Mas não tenho como começar de outro modo. Por hoje, não consigo.
Creio que irás entender, até porque quero te agradecer. Agradecer
por ter sido nada na minha vida. E nisto, veja bem, trago um elogio e revelo também um alívio.
Um nada causa coisa alguma. Mas infelizmente isso não é verdade. Você me causou e me causa
tristeza, ausência, uma inação planejadamente para corroer. Me traz a imagem de um
homem que por um tempo eu cheguei a admirar mas que, quando julguei
poder contar, me trouxe o nada que destrói.
Não
posso ser injusto, pelo menos comigo. Você me trouxe muitas coisas, sim.
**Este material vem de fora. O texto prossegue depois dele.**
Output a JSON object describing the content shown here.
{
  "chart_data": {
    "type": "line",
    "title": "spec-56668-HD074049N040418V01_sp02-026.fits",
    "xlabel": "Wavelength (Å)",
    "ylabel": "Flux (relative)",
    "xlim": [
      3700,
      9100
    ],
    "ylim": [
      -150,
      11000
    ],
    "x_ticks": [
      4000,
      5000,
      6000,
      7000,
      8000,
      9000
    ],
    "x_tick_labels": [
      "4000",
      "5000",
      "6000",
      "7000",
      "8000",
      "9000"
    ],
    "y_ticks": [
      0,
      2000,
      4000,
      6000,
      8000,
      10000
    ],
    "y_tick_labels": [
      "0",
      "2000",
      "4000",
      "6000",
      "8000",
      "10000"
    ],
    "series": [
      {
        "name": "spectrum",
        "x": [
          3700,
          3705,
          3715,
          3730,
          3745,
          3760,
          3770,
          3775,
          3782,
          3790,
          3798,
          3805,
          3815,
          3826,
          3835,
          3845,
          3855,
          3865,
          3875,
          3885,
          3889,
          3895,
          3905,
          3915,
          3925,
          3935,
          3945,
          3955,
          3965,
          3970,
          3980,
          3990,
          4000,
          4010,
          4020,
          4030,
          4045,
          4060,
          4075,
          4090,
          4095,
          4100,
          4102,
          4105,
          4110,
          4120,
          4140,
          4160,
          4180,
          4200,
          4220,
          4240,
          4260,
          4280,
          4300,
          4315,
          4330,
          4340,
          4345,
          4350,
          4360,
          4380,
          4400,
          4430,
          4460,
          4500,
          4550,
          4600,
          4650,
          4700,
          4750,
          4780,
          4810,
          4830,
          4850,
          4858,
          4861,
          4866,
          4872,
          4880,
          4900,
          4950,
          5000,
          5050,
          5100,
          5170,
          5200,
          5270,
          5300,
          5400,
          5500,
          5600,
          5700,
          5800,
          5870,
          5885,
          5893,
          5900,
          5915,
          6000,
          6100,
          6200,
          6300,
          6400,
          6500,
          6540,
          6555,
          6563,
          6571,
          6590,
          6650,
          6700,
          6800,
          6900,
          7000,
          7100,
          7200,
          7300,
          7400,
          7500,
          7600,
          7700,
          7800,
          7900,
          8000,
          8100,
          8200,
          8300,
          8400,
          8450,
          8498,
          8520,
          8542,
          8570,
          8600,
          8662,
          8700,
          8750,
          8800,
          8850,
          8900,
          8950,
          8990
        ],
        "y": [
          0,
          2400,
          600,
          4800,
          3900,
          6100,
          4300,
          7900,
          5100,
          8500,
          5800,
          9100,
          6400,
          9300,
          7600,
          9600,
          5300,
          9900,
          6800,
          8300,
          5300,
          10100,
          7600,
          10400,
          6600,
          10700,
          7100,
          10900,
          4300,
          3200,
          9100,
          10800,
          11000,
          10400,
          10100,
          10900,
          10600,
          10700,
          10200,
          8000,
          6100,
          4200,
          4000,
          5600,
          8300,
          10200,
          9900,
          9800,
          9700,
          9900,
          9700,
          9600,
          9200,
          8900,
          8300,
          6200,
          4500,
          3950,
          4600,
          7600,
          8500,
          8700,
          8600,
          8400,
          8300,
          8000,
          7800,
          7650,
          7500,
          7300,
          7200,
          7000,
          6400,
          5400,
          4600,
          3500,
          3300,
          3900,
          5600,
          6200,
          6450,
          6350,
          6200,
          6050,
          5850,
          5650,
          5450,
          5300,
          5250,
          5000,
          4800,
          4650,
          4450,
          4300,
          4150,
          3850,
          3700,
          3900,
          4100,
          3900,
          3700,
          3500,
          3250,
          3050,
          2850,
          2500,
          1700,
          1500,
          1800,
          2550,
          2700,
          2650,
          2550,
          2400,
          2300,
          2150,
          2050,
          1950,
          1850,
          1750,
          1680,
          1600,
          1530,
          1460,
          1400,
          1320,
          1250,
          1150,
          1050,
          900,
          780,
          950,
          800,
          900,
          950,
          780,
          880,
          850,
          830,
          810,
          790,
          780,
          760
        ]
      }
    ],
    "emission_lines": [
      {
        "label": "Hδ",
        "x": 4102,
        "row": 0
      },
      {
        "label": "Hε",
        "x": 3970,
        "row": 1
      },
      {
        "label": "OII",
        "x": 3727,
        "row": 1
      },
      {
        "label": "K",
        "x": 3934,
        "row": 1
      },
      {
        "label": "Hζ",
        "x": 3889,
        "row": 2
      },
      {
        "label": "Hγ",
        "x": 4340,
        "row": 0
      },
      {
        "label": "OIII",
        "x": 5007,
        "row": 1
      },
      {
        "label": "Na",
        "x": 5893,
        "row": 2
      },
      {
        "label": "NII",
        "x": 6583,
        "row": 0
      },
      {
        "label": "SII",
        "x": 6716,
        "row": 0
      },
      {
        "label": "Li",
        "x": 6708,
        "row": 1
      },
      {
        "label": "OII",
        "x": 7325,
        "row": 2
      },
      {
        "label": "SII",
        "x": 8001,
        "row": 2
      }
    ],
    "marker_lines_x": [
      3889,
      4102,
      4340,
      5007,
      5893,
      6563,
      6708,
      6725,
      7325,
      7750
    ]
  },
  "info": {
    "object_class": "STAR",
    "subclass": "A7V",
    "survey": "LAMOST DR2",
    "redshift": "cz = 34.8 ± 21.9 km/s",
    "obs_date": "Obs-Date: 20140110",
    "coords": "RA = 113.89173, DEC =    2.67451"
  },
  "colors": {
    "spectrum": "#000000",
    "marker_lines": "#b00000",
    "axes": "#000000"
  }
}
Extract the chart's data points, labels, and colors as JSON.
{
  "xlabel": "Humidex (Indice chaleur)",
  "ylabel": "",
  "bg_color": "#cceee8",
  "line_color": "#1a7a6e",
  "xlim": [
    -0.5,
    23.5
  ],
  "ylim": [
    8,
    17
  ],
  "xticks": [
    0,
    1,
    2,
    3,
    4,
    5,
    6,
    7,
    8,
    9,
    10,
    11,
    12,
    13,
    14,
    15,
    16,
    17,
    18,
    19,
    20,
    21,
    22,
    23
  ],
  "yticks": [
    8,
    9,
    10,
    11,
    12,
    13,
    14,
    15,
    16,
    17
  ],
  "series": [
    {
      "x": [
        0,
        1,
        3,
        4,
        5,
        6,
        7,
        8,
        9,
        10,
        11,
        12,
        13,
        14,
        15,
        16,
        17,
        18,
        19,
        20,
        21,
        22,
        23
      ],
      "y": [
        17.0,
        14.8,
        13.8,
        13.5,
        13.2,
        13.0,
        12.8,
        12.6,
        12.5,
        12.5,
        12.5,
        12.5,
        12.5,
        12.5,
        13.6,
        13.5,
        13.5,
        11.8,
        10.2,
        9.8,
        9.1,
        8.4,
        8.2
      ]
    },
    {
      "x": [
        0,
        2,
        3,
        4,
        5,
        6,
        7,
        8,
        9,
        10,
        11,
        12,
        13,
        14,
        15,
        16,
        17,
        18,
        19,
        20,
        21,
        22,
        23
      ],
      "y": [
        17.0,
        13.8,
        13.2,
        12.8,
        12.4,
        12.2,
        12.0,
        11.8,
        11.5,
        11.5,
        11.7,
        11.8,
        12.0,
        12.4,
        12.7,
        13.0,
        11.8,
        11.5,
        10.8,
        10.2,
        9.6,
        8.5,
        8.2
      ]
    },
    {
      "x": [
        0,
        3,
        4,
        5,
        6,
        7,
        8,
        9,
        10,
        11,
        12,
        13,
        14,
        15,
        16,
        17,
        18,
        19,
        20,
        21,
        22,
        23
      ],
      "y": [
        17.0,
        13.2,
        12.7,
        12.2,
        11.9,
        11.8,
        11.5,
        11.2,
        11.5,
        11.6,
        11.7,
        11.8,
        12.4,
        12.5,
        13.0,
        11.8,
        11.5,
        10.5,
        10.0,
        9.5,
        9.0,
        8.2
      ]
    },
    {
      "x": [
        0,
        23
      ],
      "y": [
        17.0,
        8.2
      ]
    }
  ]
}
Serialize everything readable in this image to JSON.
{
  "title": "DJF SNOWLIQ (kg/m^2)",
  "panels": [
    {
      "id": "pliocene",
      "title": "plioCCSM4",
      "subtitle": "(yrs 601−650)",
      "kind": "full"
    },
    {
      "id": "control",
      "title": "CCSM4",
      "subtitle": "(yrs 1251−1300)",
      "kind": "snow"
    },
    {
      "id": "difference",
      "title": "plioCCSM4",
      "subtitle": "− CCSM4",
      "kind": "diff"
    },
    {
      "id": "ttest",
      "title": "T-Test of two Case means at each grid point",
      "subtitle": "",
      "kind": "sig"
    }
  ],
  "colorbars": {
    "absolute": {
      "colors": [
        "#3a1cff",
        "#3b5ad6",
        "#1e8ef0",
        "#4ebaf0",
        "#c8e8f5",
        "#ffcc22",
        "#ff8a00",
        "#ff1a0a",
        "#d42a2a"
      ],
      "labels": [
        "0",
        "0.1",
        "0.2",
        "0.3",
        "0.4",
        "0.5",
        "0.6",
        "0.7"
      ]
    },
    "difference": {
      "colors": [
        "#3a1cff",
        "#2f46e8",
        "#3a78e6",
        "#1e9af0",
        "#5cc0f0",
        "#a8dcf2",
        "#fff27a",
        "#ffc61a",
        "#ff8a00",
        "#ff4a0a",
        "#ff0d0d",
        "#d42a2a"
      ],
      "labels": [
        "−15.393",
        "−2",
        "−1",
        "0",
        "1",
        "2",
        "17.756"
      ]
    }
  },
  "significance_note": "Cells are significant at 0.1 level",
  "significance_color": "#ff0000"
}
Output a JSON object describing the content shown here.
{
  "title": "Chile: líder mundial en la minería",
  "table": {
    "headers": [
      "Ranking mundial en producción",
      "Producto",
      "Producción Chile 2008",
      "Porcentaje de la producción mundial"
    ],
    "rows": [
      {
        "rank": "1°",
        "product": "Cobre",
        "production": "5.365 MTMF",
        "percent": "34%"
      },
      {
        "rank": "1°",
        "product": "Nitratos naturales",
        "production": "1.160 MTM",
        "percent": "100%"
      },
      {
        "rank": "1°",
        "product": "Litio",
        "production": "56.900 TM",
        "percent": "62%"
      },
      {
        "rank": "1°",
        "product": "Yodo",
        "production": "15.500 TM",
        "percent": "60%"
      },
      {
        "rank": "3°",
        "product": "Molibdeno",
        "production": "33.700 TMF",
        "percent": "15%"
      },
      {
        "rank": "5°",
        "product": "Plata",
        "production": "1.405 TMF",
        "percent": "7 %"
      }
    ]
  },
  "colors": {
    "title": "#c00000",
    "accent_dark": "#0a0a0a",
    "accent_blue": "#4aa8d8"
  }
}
Trouxe decepção. Trouxe a mesquinhez que até hoje te acompanha. Me
trouxe um cheiro ruim. Um cheiro mofado, abafado, embora
aparentemente nada ruim estivesse por perto. Mas o mal estava, fisicamente,
bem perto. Era você. Lustrado, bonito, bem sucedido, com fala bonita
e reconhecido. Era o que eu, em algum momento, cheguei a desejar também ser. Ainda bem que não fui. Tinha
algo podre ali com você.
Tenho
tristezas em relação a ti, sim. Tu, gerado no mesmo poço que até
hoje tentas provar que me torna impuro, tentaste e insististe a dizer
que eras diferente de mim. Diferente, és. Mas te esforçaste por
dizer que eras melhor. Não és. Podias melhorar não apenas a minha
vida, como a de mais gente a tua volta. Não fizeste isso. Ficaste
impávido, assistindo. Aliás, assistir é algo que
digo combina muito bem contigo. Assististe, ciente, o desmanchar de
vidas. Só olhaste. E olhas, ainda. Teu
silêncio, enquanto pessoa conhecedora dos fatos, foi e é sádico.
Foste um homem com poder para mudar vidas. Nada fizeste. Nada fazes.
Espero, depois de tanto tempo, que nada faças. As vidas já mudaram.
Poucas
lembranças tenho de ti. As que tenho não são boas. Tento não guardar, mas volta e meia elas chegam a mim. Lembro do desprezo
eterno em me receber em tua casa. Lembro dos vinte dólares que jogaste na rua, como uma esmola (por muito guardei comigo aquela imagem ruim,
para não esquecê-la). Lembro da enxurrada de cópias de trabalhos
acadêmicos que enviaste (quero deixar claro que não concluí o
curso, mas também quero deixar claro não copio), como se fosse uma
tentativa de absolvição pelo passado. E lembro, em um
“recentemente” de mais de dez anos, do teu silêncio. Silêncio
absoluto. Este, porém, me soa mais honesto.
Buscando
algo naquele homem que um dia admirei, espero pensar que este teu
silêncio seja a dizer que não tens o que me dizer, que não podes
me dizer, que não consegues ou apenas que não queres dizer. Mas quando lembro do homem que conheci. porém,
não imagino tanto.
Nesse
saldo, entre os homens que tu me mostraste ser, volto ao início.
Depois disso tudo, me deixaste nada. Absolutamente nada. A ironia, ao
fim, cabe a mim, pois ao pensar em ti depois de tudo isso, nada é um
saldo bastante bom.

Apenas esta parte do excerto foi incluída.